From New York Jewish Week

12/10/2004

Staff Report

A six-page diary kept by a Jewish woman during the Warsaw Ghetto uprising - the only known Jewish account to be written in the midst of the 27-day revolt - was discovered in the archives of the Ghetto Fighter's House, a museum in northern Israel. The diary, written in Polish on graph paper, included a diagram of the anonymous writer's hideout where she lived on little more than a daily bowl of soup during a nine-day stretch beginning April 24, 1943.

"The ghetto is burning for the fourth day," she wrote. "You see only chimneys standing and the skeletons of burnt houses. At the first moment, the visions arouse a horrible chill." The writer, whose fate is unknown, described smoke entering her hideout, where she lived with several others. She wrote how Jews from other burning buildings moved into her hideout, but their noise, lack of food and the presence of a restless young child made sleep difficult and increased the possibility of discovery.
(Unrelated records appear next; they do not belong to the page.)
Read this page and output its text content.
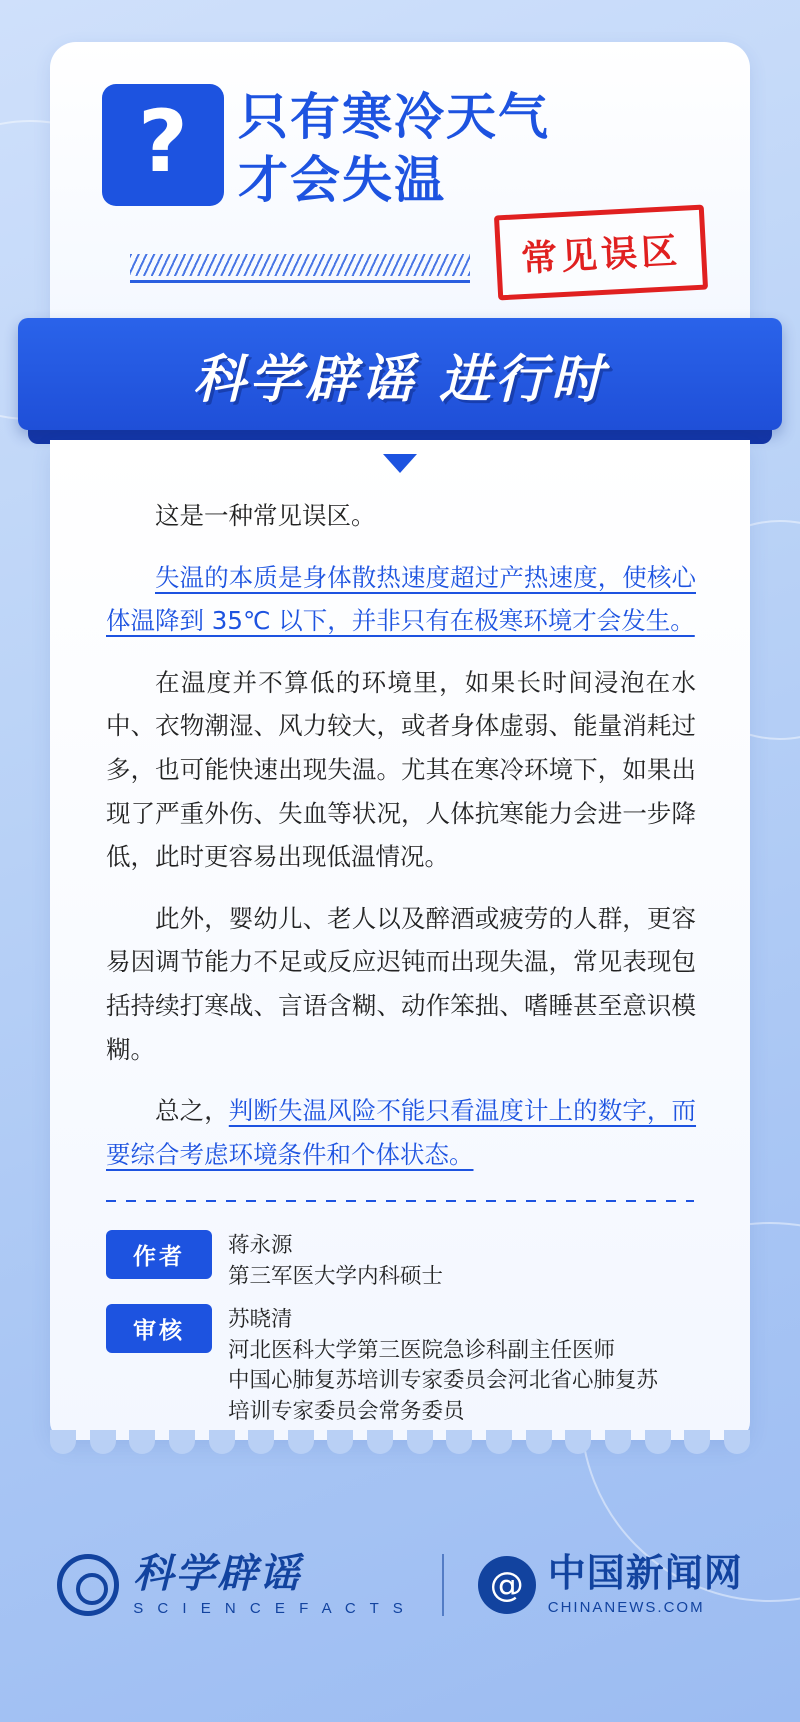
? 只有寒冷天气
才会失温
常见误区
科学辟谣 进行时

这是一种常见误区。

失温的本质是身体散热速度超过产热速度，使核心体温降到 35℃ 以下，并非只有在极寒环境才会发生。

在温度并不算低的环境里，如果长时间浸泡在水中、衣物潮湿、风力较大，或者身体虚弱、能量消耗过多，也可能快速出现失温。尤其在寒冷环境下，如果出现了严重外伤、失血等状况，人体抗寒能力会进一步降低，此时更容易出现低温情况。

此外，婴幼儿、老人以及醉酒或疲劳的人群，更容易因调节能力不足或反应迟钝而出现失温，常见表现包括持续打寒战、言语含糊、动作笨拙、嗜睡甚至意识模糊。

总之，判断失温风险不能只看温度计上的数字，而要综合考虑环境条件和个体状态。

作者	蒋永源
第三军医大学内科硕士
审核	苏晓清
河北医科大学第三医院急诊科副主任医师
中国心肺复苏培训专家委员会河北省心肺复苏
培训专家委员会常务委员
科学辟谣
S C I E N C E F A C T S
@ 中国新闻网
CHINANEWS.COM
Her final entry, May 2, was the longest and most ominous: "The only thing we are left with is our hiding place. Of course, this will not be a safe place for very long."

The diary was part of a collection of papers donated to the museum at Kibbutz Locamei Haghettaot in the 1970s by Adolf-Abraham Berman, a survivor and one of the leaders of the Warsaw underground, but the museum only recently recognized the uniqueness of the diary while preparing the archive for display.